An interesting tidbit from the research was that, during this experimental phase, there is no one particular kind of AI that seems to be dominating in the enterprise—only 2% of enterprise AI is focused solely on either machine learning, deep learning, natural language, or visual learning. Rather, businesses seem to be experimenting with a combination of all these technologies. 69% say they are utilizing machine learning, deep learning, and visual AI, while 15% say they are utilizing all four. While this can probably be partially attributed to the fact that AI is new and organizations aren’t sure what applications will drive the most value, I think it’s likely that these organizations will discover that a combination of AI technologies actually is the answer. 

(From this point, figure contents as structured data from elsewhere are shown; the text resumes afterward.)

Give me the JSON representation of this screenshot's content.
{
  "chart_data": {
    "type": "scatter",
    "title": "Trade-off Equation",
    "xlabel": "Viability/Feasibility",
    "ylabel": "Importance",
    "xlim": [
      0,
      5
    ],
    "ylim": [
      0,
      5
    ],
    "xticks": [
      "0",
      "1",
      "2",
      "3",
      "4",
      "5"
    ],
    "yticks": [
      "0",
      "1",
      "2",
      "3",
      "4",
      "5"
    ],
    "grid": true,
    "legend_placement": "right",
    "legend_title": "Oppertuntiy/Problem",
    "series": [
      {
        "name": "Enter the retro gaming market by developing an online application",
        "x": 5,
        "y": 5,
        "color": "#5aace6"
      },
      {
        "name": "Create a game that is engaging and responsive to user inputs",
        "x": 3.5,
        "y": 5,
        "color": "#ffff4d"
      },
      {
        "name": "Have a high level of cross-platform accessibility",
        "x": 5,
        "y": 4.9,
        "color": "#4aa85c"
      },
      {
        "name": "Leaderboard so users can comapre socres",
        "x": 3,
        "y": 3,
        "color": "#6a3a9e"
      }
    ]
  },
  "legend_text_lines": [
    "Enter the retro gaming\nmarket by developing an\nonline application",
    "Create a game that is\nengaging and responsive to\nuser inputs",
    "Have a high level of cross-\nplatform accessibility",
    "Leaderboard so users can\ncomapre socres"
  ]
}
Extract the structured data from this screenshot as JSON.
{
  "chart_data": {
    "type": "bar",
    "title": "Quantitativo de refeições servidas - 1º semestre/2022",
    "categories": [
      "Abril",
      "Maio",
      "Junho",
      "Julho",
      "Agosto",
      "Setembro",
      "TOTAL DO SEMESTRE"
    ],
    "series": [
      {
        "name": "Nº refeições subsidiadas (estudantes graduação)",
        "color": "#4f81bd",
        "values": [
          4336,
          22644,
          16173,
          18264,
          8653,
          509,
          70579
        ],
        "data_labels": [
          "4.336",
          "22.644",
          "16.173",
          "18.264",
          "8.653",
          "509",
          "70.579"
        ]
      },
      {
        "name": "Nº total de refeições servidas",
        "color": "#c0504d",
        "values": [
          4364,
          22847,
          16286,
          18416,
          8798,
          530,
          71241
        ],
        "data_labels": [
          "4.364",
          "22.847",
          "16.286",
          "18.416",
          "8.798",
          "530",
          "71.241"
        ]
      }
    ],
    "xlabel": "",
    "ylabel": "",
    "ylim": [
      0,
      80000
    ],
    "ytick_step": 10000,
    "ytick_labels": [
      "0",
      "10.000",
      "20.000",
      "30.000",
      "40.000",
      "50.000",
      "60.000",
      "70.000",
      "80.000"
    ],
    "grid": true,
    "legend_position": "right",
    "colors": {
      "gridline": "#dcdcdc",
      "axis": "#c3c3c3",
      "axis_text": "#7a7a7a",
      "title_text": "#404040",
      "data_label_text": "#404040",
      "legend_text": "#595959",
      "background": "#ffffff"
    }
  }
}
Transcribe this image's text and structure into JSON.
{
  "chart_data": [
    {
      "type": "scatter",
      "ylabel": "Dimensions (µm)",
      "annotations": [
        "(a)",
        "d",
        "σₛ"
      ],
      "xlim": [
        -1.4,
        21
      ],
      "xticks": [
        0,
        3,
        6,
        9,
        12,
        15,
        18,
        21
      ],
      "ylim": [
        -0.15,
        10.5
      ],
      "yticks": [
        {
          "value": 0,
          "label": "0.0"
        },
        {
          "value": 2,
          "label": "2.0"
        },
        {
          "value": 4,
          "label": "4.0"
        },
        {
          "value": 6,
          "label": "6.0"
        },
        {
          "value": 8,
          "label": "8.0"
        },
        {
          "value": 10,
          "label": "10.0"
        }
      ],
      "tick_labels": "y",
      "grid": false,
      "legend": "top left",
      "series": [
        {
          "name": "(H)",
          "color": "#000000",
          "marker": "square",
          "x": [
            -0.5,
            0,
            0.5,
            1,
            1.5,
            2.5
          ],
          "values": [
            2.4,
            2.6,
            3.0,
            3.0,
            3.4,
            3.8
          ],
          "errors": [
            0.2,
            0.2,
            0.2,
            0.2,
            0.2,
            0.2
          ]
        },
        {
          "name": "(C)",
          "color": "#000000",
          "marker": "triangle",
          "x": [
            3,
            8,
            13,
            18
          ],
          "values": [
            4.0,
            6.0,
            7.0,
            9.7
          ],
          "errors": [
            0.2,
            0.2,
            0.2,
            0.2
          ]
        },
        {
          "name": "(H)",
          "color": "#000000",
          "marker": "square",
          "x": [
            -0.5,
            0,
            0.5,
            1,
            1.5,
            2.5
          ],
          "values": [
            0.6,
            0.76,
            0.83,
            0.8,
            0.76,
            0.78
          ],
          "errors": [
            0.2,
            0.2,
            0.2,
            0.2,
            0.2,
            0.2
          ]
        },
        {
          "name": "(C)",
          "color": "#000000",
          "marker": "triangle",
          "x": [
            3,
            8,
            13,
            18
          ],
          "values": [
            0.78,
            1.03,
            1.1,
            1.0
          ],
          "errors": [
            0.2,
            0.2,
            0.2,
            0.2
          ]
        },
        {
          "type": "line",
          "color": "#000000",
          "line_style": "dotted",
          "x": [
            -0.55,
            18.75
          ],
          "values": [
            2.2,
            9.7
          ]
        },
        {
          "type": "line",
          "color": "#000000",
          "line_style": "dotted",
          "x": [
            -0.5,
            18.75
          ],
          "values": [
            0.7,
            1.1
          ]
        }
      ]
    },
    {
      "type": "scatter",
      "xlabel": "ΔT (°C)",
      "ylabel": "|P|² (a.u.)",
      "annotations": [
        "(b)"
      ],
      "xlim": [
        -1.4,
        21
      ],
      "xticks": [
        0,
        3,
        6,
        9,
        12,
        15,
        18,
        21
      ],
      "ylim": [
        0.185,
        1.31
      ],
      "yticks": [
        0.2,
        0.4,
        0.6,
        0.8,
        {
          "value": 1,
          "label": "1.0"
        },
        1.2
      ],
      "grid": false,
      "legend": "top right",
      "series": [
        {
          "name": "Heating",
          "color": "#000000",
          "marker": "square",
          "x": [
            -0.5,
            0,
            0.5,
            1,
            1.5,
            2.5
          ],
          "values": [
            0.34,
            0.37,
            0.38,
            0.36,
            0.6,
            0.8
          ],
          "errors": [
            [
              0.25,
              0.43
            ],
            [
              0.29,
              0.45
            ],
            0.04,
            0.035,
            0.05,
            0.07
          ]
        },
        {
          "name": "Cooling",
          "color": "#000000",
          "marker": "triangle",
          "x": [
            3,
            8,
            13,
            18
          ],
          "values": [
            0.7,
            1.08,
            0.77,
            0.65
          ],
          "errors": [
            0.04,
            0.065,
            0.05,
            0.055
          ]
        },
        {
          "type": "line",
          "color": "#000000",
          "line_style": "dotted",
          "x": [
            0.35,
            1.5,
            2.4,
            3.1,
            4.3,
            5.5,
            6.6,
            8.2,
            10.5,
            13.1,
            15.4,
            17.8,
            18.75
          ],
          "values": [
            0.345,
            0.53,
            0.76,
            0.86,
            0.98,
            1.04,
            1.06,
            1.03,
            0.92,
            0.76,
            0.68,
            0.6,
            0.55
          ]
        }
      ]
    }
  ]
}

The research also identified several key challenges cited by respondents in terms of implementing AI successfully within their organizations. These include the lack of right technology specifications (more CPU and GPU power, more productivity) and employee skillsets, the potential for shifting priorities within the organization, the need for technologists to better understand the business challenges faced in transformation, and the management of the personnel needed to build out AI initiatives. 

Wrapping up

All in all, I see this as some valuable industry insight into the current state of enterprise AI. Businesses are falling over themselves to get on the AI bandwagon, but on-prem AI in particular seems to be giving businesses a real boost to their bottom line. Implementing AI in your business is a significant undertaking and value-adding is not a guarantee. This is good information for any business considering an AI transformation to have in front of them.